The company said that the gas field discovery, dubbed Athena by Energean, was confirmed after exploratory drilling took place in the Israeli sea.
Energean described the find as particularly important, noting that the potential for the export of some of the gas to Cyprus has also come to the fore.
According to a company statement, the commercially exploitable deposit was discovered in Block 12 in the Israeli sea, with the first analysis referring to 8 billion cubic metres (283 billion cubic feet or 51 million barrels of oil equivalent) of recoverable natural gas.

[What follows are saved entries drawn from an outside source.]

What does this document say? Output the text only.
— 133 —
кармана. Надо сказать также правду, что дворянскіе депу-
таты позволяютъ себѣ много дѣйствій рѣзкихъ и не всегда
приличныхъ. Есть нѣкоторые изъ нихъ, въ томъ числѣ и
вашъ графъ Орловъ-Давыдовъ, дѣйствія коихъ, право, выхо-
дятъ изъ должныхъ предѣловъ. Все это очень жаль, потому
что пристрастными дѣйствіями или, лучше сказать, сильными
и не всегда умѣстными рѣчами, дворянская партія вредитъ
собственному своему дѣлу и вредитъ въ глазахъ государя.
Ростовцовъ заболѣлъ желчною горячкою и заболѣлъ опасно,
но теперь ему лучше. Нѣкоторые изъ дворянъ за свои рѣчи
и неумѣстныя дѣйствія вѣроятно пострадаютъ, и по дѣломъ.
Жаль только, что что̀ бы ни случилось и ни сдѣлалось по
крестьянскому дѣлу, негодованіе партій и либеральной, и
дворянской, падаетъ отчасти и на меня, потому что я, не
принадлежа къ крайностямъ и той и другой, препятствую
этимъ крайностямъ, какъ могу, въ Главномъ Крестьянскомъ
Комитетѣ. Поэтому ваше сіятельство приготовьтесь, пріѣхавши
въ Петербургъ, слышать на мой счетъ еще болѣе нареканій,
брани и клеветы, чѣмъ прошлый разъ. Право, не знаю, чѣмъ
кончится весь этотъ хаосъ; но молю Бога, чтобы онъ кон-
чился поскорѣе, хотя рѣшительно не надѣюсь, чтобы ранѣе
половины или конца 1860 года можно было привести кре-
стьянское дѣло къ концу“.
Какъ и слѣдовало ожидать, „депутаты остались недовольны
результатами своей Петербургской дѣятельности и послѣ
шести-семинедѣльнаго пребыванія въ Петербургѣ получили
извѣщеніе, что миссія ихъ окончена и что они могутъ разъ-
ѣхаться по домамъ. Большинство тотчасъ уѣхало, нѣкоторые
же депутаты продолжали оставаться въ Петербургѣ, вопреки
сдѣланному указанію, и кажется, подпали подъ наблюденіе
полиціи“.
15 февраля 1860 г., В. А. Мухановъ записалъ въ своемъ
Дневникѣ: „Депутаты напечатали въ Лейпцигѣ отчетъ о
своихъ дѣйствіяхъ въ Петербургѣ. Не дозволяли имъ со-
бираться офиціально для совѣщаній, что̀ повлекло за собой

Moreover, the discovery is particularly significant for the company, as it de-risks the potential extraction of an additional 50 billion cubic metres (1.8 trillion cubic feet or 321 million barrels of equivalent oil) of total resources in the area that Energean has named the Olympus Area.
“The Olympus Area is Energean’s newly defined area which includes Athena, plus the undrilled prospects on Block 12 and the adjacent Tanin Lease,” Energean said.
“The discovery represents a significant addition to the confirmed amount of gas discovered in Israel’s Economic Zone, bringing the total to some 800 BCM,” the company added.
The company said that it is now evaluating different avenues for the commercialisation of the gas deposits in the Olympus Area.
“We are delighted to announce this new gas discovery at Athena and the potential of the wider Olympus Area,” Energean CEO Mathios Rigas said.
“We are considering a range of strategic commercialisation options both for a standalone and wider Olympus Area development, including domestic and multiple export routes,” Rigas added.
One possibility includes additional sales to the domestic Israeli gas market, which would be in the form of new Gas Sales and Purchase Agreements (GSPA).
Selling the gas domestically would be supported by the steady growth of Israel’s energy market or through spot sales.
Energean has also said that it is considering the possibility of exporting the gas to neighbouring markets.
This would entail the transformation of the Memorandum of Understanding (MoU) signed with the Egyptian Natural Gas Holding Company (EGAS) into a binding agreement.
The Mou with EGAS includes an agreement for the supply of up to 3 BCM annually,
This would be followed by exports to other markets, including regional and European, through both a pipeline and LNG export facilities, through either Cyprus or Egypt or both countries at the same time.
According to news sources, the EU has been exploring the possibility of increasing gas imports from various markets in order to reduce its reliance on Russian oil and gas.
The company has specified that gas extracted and sold from Block 12 will not be subjected to royalties payable to the original sellers of the Tanin and Karish leases, which Energean currently holds.
This means that the potential sale of these deposits will result in an 8 per cent rise in revenue for the identical volume of gas sold when compared to the two aforementioned gas discoveries.
“This discovery and the broader de-risking of a number of prospects in the Olympus Area reaffirms the role of the East Mediterranean as a global gas exploration hotspot,” Rigas stated.
“It strengthens our commitment to provide competition and security of supply to the region, enables the optimisation of our Israel portfolio and fulfils one of our key milestones for 2022,” the Energean CEO concluded.